Let me tell you, there’s nothing like having a family dinner with your 21-year-old friend while his grandfather sits at the table, and then retreating to a beer garden to discuss morality and the fact that Grandpa had been a Nazi bureaucrat who kept concentration camp trains running on schedule.
It focuses the mind.
The German people collectively seem determined not to ever let something like that happen again. School children learn about the problem of authority from the time they are about 10 years old. People get the idea that German kids are just shamed, taken on tours of concentration camps and given texts to read that focus on the brutality of the Nazi era.
But I think that what actually happens is much more sophisticated than that. Kids are encouraged to think about the problem of authority, to actively role play how they would respond in similar, contemporary situations.
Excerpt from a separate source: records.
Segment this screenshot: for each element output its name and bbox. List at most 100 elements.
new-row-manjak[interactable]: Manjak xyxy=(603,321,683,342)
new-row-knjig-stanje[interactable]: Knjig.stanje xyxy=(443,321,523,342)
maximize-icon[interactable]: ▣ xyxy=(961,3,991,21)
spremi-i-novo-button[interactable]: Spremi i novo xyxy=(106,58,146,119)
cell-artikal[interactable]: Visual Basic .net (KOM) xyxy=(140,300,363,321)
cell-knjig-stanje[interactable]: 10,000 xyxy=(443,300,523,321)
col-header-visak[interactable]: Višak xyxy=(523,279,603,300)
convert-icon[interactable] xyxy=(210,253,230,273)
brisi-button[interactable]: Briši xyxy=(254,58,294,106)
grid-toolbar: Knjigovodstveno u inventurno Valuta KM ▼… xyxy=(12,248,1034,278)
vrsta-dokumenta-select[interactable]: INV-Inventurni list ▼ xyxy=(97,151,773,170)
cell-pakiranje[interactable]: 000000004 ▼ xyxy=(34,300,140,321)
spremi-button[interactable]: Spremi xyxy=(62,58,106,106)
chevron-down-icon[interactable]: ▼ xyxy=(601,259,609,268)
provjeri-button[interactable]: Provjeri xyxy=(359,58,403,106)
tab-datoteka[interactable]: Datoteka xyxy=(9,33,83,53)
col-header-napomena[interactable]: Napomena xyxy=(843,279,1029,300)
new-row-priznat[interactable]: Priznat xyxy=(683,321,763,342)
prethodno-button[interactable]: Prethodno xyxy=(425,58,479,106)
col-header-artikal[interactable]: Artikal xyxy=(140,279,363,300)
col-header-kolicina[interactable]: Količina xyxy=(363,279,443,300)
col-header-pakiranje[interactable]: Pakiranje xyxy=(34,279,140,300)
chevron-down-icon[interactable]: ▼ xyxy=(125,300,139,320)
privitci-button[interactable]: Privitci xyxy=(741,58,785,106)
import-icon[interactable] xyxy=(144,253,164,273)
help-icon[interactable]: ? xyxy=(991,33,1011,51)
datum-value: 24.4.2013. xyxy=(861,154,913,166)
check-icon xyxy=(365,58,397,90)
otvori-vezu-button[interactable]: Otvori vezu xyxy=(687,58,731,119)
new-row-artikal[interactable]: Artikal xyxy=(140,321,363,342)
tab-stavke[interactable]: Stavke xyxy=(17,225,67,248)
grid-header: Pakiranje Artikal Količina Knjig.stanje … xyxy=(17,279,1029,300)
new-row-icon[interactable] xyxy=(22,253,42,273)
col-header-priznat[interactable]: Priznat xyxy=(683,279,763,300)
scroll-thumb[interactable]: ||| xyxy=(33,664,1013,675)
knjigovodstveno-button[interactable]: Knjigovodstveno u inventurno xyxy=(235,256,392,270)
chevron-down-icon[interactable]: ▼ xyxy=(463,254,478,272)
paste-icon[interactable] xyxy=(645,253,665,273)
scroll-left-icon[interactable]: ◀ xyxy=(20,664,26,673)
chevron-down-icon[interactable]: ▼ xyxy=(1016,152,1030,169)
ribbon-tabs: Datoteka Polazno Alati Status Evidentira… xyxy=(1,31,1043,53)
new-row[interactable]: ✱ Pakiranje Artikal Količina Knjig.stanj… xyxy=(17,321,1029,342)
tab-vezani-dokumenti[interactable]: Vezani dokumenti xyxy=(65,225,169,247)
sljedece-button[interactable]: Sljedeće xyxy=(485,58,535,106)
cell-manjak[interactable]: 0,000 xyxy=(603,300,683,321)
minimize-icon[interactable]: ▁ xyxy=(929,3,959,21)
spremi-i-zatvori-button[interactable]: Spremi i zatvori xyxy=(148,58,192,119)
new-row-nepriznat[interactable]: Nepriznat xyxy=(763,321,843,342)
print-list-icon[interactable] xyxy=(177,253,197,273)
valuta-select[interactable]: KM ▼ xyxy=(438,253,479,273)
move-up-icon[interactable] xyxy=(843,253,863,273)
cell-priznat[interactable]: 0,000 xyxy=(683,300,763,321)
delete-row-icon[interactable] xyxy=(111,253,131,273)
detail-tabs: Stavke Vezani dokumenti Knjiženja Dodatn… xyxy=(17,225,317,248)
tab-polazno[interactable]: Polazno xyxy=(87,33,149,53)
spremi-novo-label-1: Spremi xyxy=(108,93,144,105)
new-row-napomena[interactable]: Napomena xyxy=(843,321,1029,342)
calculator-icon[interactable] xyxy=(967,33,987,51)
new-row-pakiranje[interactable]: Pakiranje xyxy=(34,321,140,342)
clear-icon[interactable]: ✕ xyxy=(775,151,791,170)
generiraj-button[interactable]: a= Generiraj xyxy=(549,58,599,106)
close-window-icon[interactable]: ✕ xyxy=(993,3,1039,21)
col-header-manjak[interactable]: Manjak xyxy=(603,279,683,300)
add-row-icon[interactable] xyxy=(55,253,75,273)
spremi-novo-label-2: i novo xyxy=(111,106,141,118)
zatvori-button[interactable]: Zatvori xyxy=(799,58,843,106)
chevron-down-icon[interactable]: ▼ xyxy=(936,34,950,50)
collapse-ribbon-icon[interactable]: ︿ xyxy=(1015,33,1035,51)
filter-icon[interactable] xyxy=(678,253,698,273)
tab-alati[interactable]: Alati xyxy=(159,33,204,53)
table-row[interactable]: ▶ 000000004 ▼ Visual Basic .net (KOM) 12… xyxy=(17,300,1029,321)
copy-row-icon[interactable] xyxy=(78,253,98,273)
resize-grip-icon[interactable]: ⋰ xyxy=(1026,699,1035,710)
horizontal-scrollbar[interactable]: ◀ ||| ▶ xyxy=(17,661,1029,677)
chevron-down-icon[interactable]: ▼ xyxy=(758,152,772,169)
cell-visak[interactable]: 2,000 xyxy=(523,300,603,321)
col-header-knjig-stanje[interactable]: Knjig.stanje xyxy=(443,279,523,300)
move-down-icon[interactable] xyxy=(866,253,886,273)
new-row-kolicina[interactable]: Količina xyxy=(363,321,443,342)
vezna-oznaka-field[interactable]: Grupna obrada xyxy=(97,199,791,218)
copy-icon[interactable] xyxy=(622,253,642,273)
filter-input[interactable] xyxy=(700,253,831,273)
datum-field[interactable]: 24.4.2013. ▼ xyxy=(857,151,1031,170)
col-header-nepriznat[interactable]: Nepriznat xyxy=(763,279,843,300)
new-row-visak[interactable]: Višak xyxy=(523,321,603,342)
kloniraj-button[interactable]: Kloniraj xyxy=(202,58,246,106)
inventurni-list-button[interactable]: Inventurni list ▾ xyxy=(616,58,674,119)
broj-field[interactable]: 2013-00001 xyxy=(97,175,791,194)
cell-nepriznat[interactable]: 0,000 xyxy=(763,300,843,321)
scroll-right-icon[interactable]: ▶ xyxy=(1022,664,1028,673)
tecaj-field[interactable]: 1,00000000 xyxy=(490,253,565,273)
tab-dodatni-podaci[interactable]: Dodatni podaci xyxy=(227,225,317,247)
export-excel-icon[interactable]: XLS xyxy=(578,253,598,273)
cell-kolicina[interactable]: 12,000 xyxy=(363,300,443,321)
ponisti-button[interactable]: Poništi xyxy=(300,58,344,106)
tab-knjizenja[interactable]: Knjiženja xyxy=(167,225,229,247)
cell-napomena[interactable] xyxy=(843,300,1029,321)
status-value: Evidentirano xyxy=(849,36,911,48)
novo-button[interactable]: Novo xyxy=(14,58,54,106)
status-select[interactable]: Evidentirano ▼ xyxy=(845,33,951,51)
I don’t know how well that works or if there’s any real answer to this, but it’s interesting that a very significant plurality of German people are much more liberal today on the subject of refugees and immigration then much of the rest of the European population. I think they are less likely to succumb to populist anti-immigration sentiment because they are more likely to resist authoritarian urges to hurt people — because of the moral training they receive as children and teenagers.
I don’t know if this is true, and I don’t know if there’s any way to demonstrate that it is, but I know some of my German friends think it’s true.